A significant effort has been devoted toward the theoretical specification of the features of a terminology system that will best accomplish the multiple purposes that such a system is intended to accomplish. A position paper from the American National Standards Institute (ANSI) regarding informatics standards for health terminology [8] documented that many of the same problems we experienced with the FCS are present in most of the other health care terminology systems (such as the ICD and CPT systems). These other systems also tend to be constructed as a list of terms with numeric designations that are intended to have meaning beyond an arbitrary alphanumeric code, such as group membership or hierarchical relationships, and are rarely atomic. The ANSI recommendations are in alignment with overcoming the shortcomings we have experienced with the original design of the Fyler codes, such as the need for context-free identifiers and support for synonyms, properties (also known as attributes), and multiple hierarchies. The ANSI report also documented the need for mapping between systems, language independence, and other features that are time consuming and expensive to implement but are ultimately vital to the utility of these classification systems for robust data analysis.

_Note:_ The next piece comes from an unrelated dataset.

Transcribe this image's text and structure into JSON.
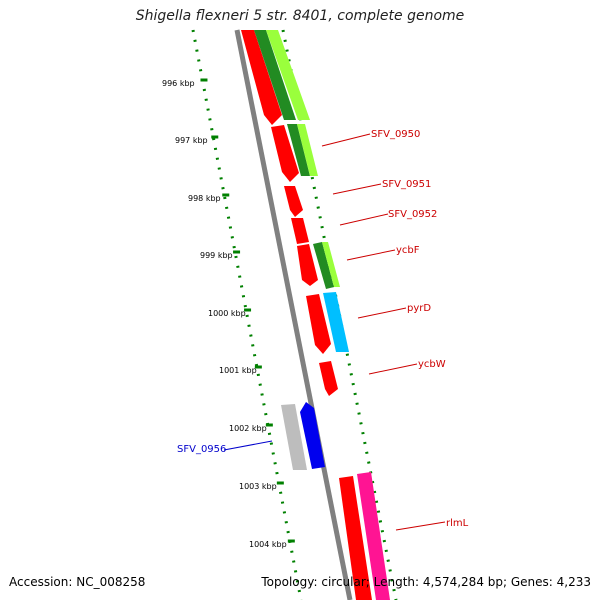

The ANSI working group identified explicit definitions as one of the primary requirements for a health system terminology, noting that the definitions are inconsistent in medical dictionaries and are subject to even greater variance between practitioners. This is unquestionably one of the most glaring shortcomings of the various lexicons that are currently in use for congenital heart disease, including the Fyler system. The controversies concerning the proper use and understanding of the congenital heart disease lexicon has been well documented for many years. The work in progress by the International Working Group for Defining the Diagnostic and Procedural Terms for Pediatric and Congenital Heart Disease, a subcommittee of the International Society for Nomenclature of Pediatric and Congenital Heart Disease (ISNPCHD), to correct this situation was presented in February, 2013 at The Sixth World Congress of Pediatric Cardiology and Cardiac Surgery in Cape Town, South Africa. The goal of this group is to create concise definitions for the diagnostic and procedural terms in the International Pediatric and Congenital Cardiac Code (IPCCC) and the committee has been working towards this goal since its formation in 2007. The FCS will benefit from this work, through a process of cross-mapping and transparent incorporation of these definitions.